Nei giorni scorsi Sandy Iannella è stata intervistata dalla testata toscana Labrosport. L’ex calciatrice, dopo aver salutato il calcio giocato, aveva recentemente annunciato il suo addio dal Pontedera, club del quale ha guidato la Primavera maschile nell’ultima stagione. Questo un estratto delle parole rilasciate a Labrosport della livornese classe ’87 che parte proprio dalla separazione con il Pontedera:
“Ho pensato molto a questa decisione prima di renderla pubblica, purtroppo in questo momento non ci sono più le condizioni per proseguire insieme e credo che la separazione farà bene sia a me che alla società stessa. Che succede ora? È ancora presto per dirlo, ci sono alcuni progetti che mi interessano e che potrebbero vedermi protagonista a breve”.

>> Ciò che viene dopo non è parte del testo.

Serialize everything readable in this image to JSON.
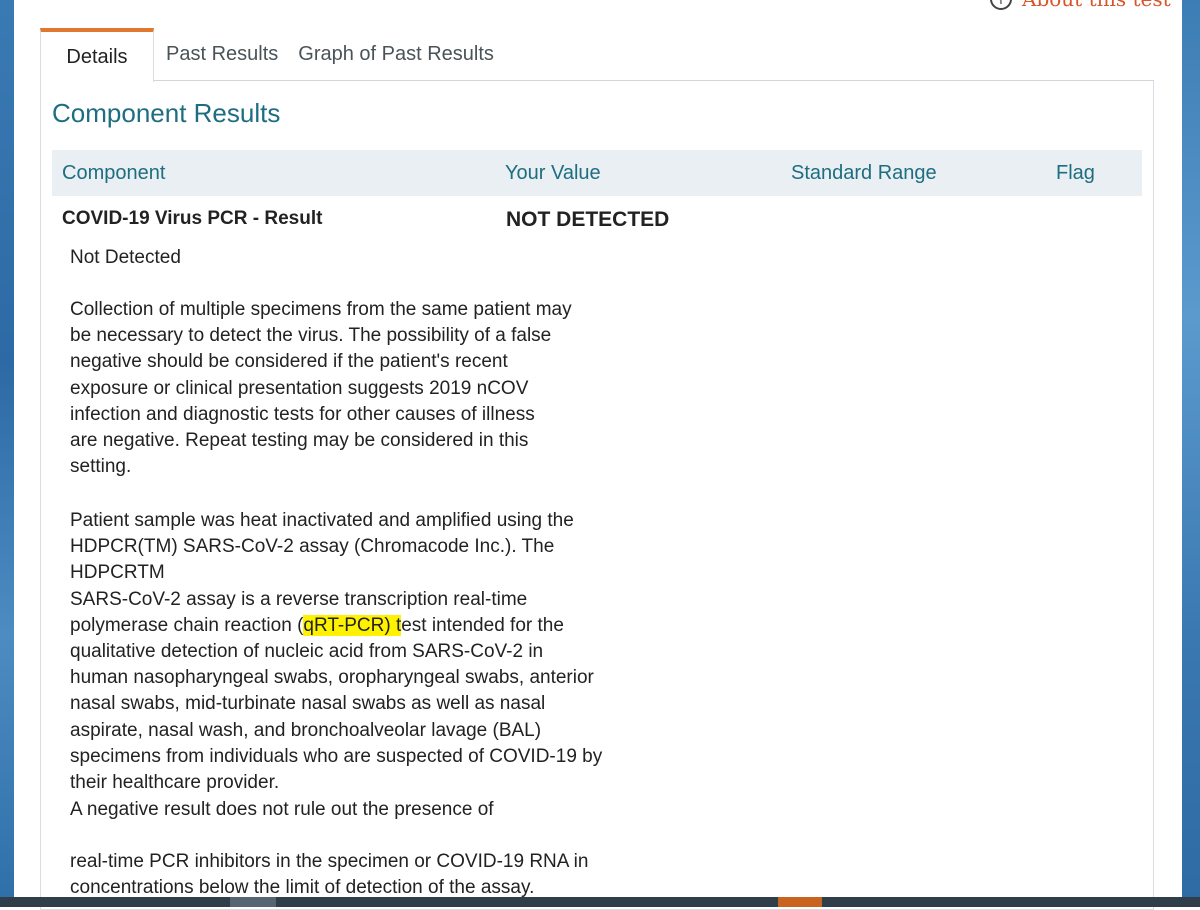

Iannella poi a riguardo continua: “Qui ho capito che avrei potuto realmente pensare di fare l’allenatore nonostante le remore iniziali. L’incontro con Renzo Ulivieri, al tempo responsabile tecnico del Pontedera femminile, è stato determinante per la mia crescita così come lo è stata la proposta di Emiliano Branca, un’occasione che ho colto con entusiasmo e che mi ha portato ad allargare i miei orizzonti partendo dal basso. La Sandy di oggi è una persona più matura e preparata rispetto ad un anno fa, un upgrade di cui vado molto fiera e che, spero, potrà portarmi verso traguardi più ambiziosi”.
Sul calcio femminile di oggi poi aggiunge: “Da giocatrice mi sarebbe piaciuto vivere il calcio femminile al giorno d’oggi, una conquista per la quale abbiamo lottato per anni e che finalmente oggi è realtà. Sono soddisfatta della mia carriera ma fare la calciatrice professionista nel 2024 è cosa ben diversa rispetto a vent’anni fa”.
Sulle cose da migliorare, poi, Iannella non ha dubbi: “Personalmente ho avuto la riprova di come il calcio maschile, specialmente in Italia, sia inavvicinabile per noi donne. In Inghilterra, in Francia ed in Spagna le cose sono ben diverse, conosco ragazze che giocano nella Women’s Super League e nessuna di loro mi ha mai parlato male dell’ambiente che frequentano: stadi sempre pieni, un nutrito seguito ed un business che funziona a meraviglia, questa è la differenza tra chi pensa il calcio come uno sport e chi ne fa una questione di genere”.